We are doing continual learning, where after a while a new class is encountered and the amount of output units in the network’s last nn.Linear() classification layer are grown to reflect the new total amount of classes. The newly added slice is initialized, while the older class’ units are left as they are. To make sure that this is caught for optimization we also do the same with the gradient tensors and the respective tensors for a potential bias. (The optimizer is then re-instantiated.)
These resizing (in-place) operations on e.g. weight.data.resize_(…) have worked fine in PyTorch 1.0 and we have checked numerically that the weight values are consistent and the updates change correctly.
In the newer PyTorch version 1.1 these resizing operations seem to no longer be allowed. I have seen RuntimeError: set_sizes_contiguous is not allowed on Tensor created from .data or .detach(), in Pytorch 1.1.0 where the suggestion is to not use .data and use copy operations with torch.no_grad(). I am unsure if this is the ideal implementation for our case. Our code can be found here: https://github.com/MrtnMndt/OCDVAE_ContinualLearning/blob/master/lib/Models/architectures.py in lines 8-52 and the corresponding issue is here: https://github.com/MrtnMndt/OCDVAE_ContinualLearning/issues/1
I went through the patch notes and couldn’t find any information with respect to resizing. I understand that operations on .data would be discouraged in general, but I would appreciate if someone could shed some more light into why it has been removed entirely as I believe there is cases (like dynamic architectures) where this functionality is pretty useful. We had been working on such dynamic architecture operations (in any layer) in earlier PyTorch versions like 0.3 and 0.4 and it always seemed to have been fine, like in this thread: Dynamically Expandable Networks - Resizing Weights during Training
Even more importantly, I would appreciate recommendations of how to change our code and adapt it to PyTorch 1.1 in the way it is meant to be (instead of coding some hacky solution).

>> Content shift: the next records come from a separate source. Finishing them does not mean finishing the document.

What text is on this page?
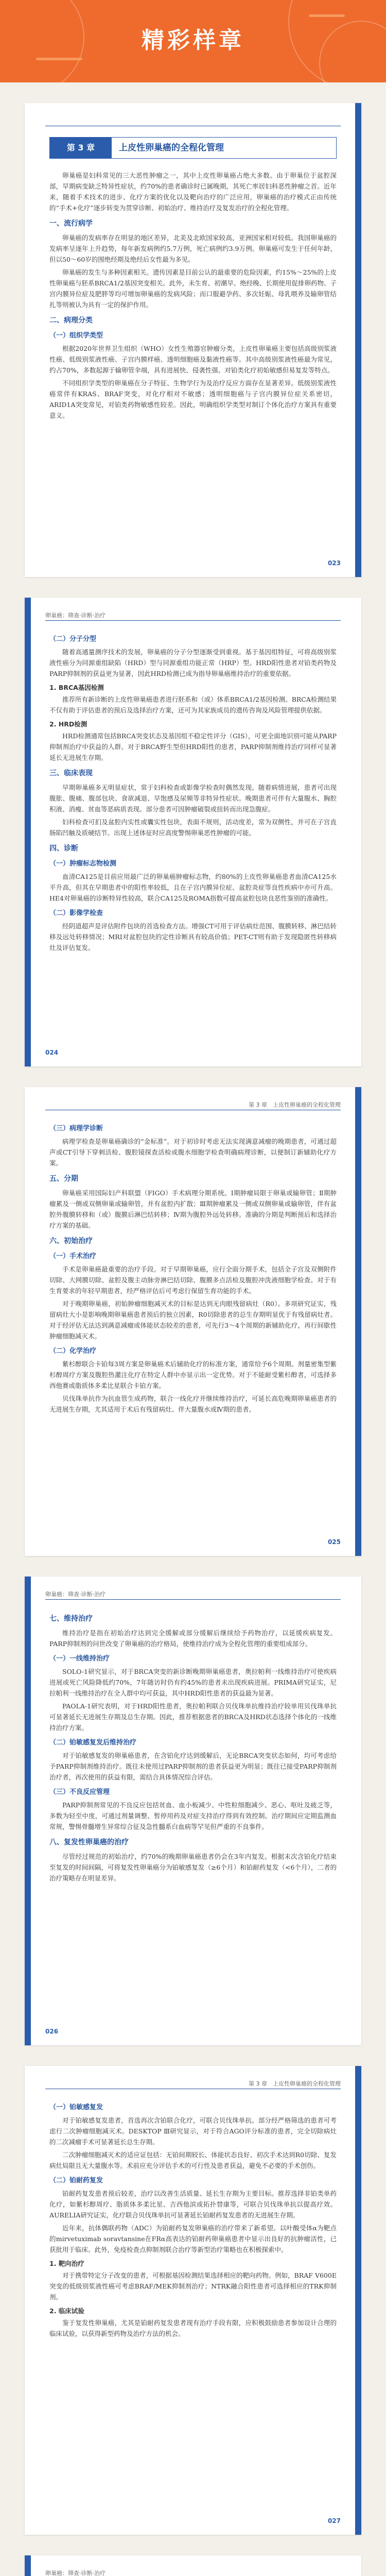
精彩样章
第 3 章	上皮性卵巢癌的全程化管理

卵巢癌是妇科常见的三大恶性肿瘤之一，其中上皮性卵巢癌占绝大多数。由于卵巢位于盆腔深部，早期病变缺乏特异性症状，约70%的患者确诊时已属晚期，其死亡率居妇科恶性肿瘤之首。近年来，随着手术技术的进步、化疗方案的优化以及靶向治疗的广泛应用，卵巢癌的治疗模式正由传统的“手术+化疗”逐步转变为贯穿诊断、初始治疗、维持治疗及复发治疗的全程化管理。

一、流行病学

卵巢癌的发病率存在明显的地区差异，北美及北欧国家较高，亚洲国家相对较低。我国卵巢癌的发病率呈逐年上升趋势，每年新发病例约5.7万例，死亡病例约3.9万例。卵巢癌可发生于任何年龄，但以50～60岁的围绝经期及绝经后女性最为多见。

卵巢癌的发生与多种因素相关。遗传因素是目前公认的最重要的危险因素，约15%～25%的上皮性卵巢癌与胚系BRCA1/2基因突变相关。此外，未生育、初潮早、绝经晚、长期使用促排卵药物、子宫内膜异位症及肥胖等均可增加卵巢癌的发病风险；而口服避孕药、多次妊娠、母乳喂养及输卵管结扎等则被认为具有一定的保护作用。

二、病理分类
（一）组织学类型

根据2020年世界卫生组织（WHO）女性生殖器官肿瘤分类，上皮性卵巢癌主要包括高级别浆液性癌、低级别浆液性癌、子宫内膜样癌、透明细胞癌及黏液性癌等。其中高级别浆液性癌最为常见，约占70%，多数起源于输卵管伞端，具有进展快、侵袭性强、对铂类化疗初始敏感但易复发等特点。

不同组织学类型的卵巢癌在分子特征、生物学行为及治疗反应方面存在显著差异。低级别浆液性癌常伴有KRAS、BRAF突变，对化疗相对不敏感；透明细胞癌与子宫内膜异位症关系密切，ARID1A突变常见，对铂类药物敏感性较差。因此，明确组织学类型对制订个体化治疗方案具有重要意义。

023
卵巢癌：筛查·诊断·治疗
（二）分子分型

随着高通量测序技术的发展，卵巢癌的分子分型逐渐受到重视。基于基因组特征，可将高级别浆液性癌分为同源重组缺陷（HRD）型与同源重组功能正常（HRP）型。HRD阳性患者对铂类药物及PARP抑制剂的获益更为显著，因此HRD检测已成为指导卵巢癌维持治疗的重要依据。

1. BRCA基因检测

推荐所有新诊断的上皮性卵巢癌患者进行胚系和（或）体系BRCA1/2基因检测。BRCA检测结果不仅有助于评估患者的预后及选择治疗方案，还可为其家族成员的遗传咨询及风险管理提供依据。

2. HRD检测

HRD检测通常包括BRCA突变状态及基因组不稳定性评分（GIS），可更全面地识别可能从PARP抑制剂治疗中获益的人群。对于BRCA野生型但HRD阳性的患者，PARP抑制剂维持治疗同样可显著延长无进展生存期。

三、临床表现

早期卵巢癌多无明显症状，常于妇科检查或影像学检查时偶然发现。随着病情进展，患者可出现腹胀、腹痛、腹部包块、食欲减退、早饱感及尿频等非特异性症状。晚期患者可伴有大量腹水、胸腔积液、消瘦、贫血等恶病质表现。部分患者可因肿瘤破裂或扭转而出现急腹症。

妇科检查可扪及盆腔内实性或囊实性包块，表面不规则，活动度差，常为双侧性，并可在子宫直肠陷凹触及质硬结节。出现上述体征时应高度警惕卵巢恶性肿瘤的可能。

四、诊断
（一）肿瘤标志物检测

血清CA125是目前应用最广泛的卵巢癌肿瘤标志物，约80%的上皮性卵巢癌患者血清CA125水平升高，但其在早期患者中的阳性率较低，且在子宫内膜异位症、盆腔炎症等良性疾病中亦可升高。HE4对卵巢癌的诊断特异性较高，联合CA125及ROMA指数可提高盆腔包块良恶性鉴别的准确性。

（二）影像学检查

经阴道超声是评估附件包块的首选检查方法。增强CT可用于评估病灶范围、腹膜转移、淋巴结转移及远处转移情况；MRI对盆腔包块的定性诊断具有较高价值；PET-CT则有助于发现隐匿性转移病灶及评估复发。

024
第 3 章　上皮性卵巢癌的全程化管理
（三）病理学诊断

病理学检查是卵巢癌确诊的“金标准”。对于初诊时考虑无法实现满意减瘤的晚期患者，可通过超声或CT引导下穿刺活检、腹腔镜探查活检或腹水细胞学检查明确病理诊断，以便制订新辅助化疗方案。

五、分期

卵巢癌采用国际妇产科联盟（FIGO）手术病理分期系统。Ⅰ期肿瘤局限于卵巢或输卵管；Ⅱ期肿瘤累及一侧或双侧卵巢或输卵管，并有盆腔内扩散；Ⅲ期肿瘤累及一侧或双侧卵巢或输卵管，伴有盆腔外腹膜转移和（或）腹膜后淋巴结转移；Ⅳ期为腹腔外远处转移。准确的分期是判断预后和选择治疗方案的基础。

六、初始治疗
（一）手术治疗

手术是卵巢癌最重要的治疗手段。对于早期卵巢癌，应行全面分期手术，包括全子宫及双侧附件切除、大网膜切除、盆腔及腹主动脉旁淋巴结切除、腹膜多点活检及腹腔冲洗液细胞学检查。对于有生育要求的年轻早期患者，经严格评估后可考虑行保留生育功能的手术。

对于晚期卵巢癌，初始肿瘤细胞减灭术的目标是达到无肉眼残留病灶（R0）。多项研究证实，残留病灶大小是影响晚期卵巢癌患者预后的独立因素，R0切除患者的总生存期明显优于有残留病灶者。对于经评估无法达到满意减瘤或体能状态较差的患者，可先行3～4个周期的新辅助化疗，再行间歇性肿瘤细胞减灭术。

（二）化学治疗

紫杉醇联合卡铂每3周方案是卵巢癌术后辅助化疗的标准方案，通常给予6个周期。剂量密集型紫杉醇周疗方案及腹腔热灌注化疗在特定人群中亦显示出一定优势。对于不能耐受紫杉醇者，可选择多西他赛或脂质体多柔比星联合卡铂方案。

贝伐珠单抗作为抗血管生成药物，联合一线化疗并继续维持治疗，可延长高危晚期卵巢癌患者的无进展生存期，尤其适用于术后有残留病灶、伴大量腹水或Ⅳ期的患者。

025
卵巢癌：筛查·诊断·治疗
七、维持治疗

维持治疗是指在初始治疗达到完全缓解或部分缓解后继续给予药物治疗，以延缓疾病复发。PARP抑制剂的问世改变了卵巢癌的治疗格局，使维持治疗成为全程化管理的重要组成部分。

（一）一线维持治疗

SOLO-1研究显示，对于BRCA突变的新诊断晚期卵巢癌患者，奥拉帕利一线维持治疗可使疾病进展或死亡风险降低约70%，7年随访时仍有约45%的患者未出现疾病进展。PRIMA研究证实，尼拉帕利一线维持治疗在全人群中均可获益，其中HRD阳性患者的获益最为显著。

PAOLA-1研究表明，对于HRD阳性患者，奥拉帕利联合贝伐珠单抗维持治疗较单用贝伐珠单抗可显著延长无进展生存期及总生存期。因此，推荐根据患者的BRCA及HRD状态选择个体化的一线维持治疗方案。

（二）铂敏感复发后维持治疗

对于铂敏感复发的卵巢癌患者，在含铂化疗达到缓解后，无论BRCA突变状态如何，均可考虑给予PARP抑制剂维持治疗。既往未使用过PARP抑制剂的患者获益更为明显；既往已接受PARP抑制剂治疗者，再次使用的获益有限，需结合具体情况综合评估。

（三）不良反应管理

PARP抑制剂常见的不良反应包括贫血、血小板减少、中性粒细胞减少、恶心、呕吐及疲乏等，多数为轻至中度，可通过剂量调整、暂停用药及对症支持治疗得到有效控制。治疗期间应定期监测血常规，警惕骨髓增生异常综合征及急性髓系白血病等罕见但严重的不良事件。

八、复发性卵巢癌的治疗

尽管经过规范的初始治疗，约70%的晚期卵巢癌患者仍会在3年内复发。根据末次含铂化疗结束至复发的时间间隔，可将复发性卵巢癌分为铂敏感复发（≥6个月）和铂耐药复发（<6个月），二者的治疗策略存在明显差异。

026
第 3 章　上皮性卵巢癌的全程化管理
（一）铂敏感复发

对于铂敏感复发患者，首选再次含铂联合化疗，可联合贝伐珠单抗。部分经严格筛选的患者可考虑行二次肿瘤细胞减灭术。DESKTOP Ⅲ研究显示，对于符合AGO评分标准的患者，完全切除病灶的二次减瘤手术可显著延长总生存期。

二次肿瘤细胞减灭术的适应证包括：无铂间期较长、体能状态良好、初次手术达到R0切除、复发病灶局限且无大量腹水等。术前应充分评估手术的可行性及患者获益，避免不必要的手术创伤。

（二）铂耐药复发

铂耐药复发患者预后较差，治疗以改善生活质量、延长生存期为主要目标。推荐选择非铂类单药化疗，如紫杉醇周疗、脂质体多柔比星、吉西他滨或拓扑替康等，可联合贝伐珠单抗以提高疗效。AURELIA研究证实，化疗联合贝伐珠单抗可显著延长铂耐药复发患者的无进展生存期。

近年来，抗体偶联药物（ADC）为铂耐药复发卵巢癌的治疗带来了新希望。以叶酸受体α为靶点的mirvetuximab soravtansine在FRα高表达的铂耐药卵巢癌患者中显示出良好的抗肿瘤活性，已获批用于临床。此外，免疫检查点抑制剂联合治疗等新型治疗策略也在积极探索中。

1. 靶向治疗

对于携带特定分子改变的患者，可根据基因检测结果选择相应的靶向药物。例如，BRAF V600E突变的低级别浆液性癌可考虑BRAF/MEK抑制剂治疗；NTRK融合阳性患者可选择相应的TRK抑制剂。

2. 临床试验

鉴于复发性卵巢癌，尤其是铂耐药复发患者现有治疗手段有限，应积极鼓励患者参加设计合理的临床试验，以获得新型药物及治疗方法的机会。

027
卵巢癌：筛查·诊断·治疗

I suppose one of the more hacky solutions would be to copy all the old weight values, remove the last linear, create and add a new last layer of the correct shape, copy the weights back into the correct slice and create a new optimizer. Is this the only way of doing layer reshaping operations now or is there some more straightforward way like what we had done before?
I will appreciate any answers, comments or pointers to patch notes etc…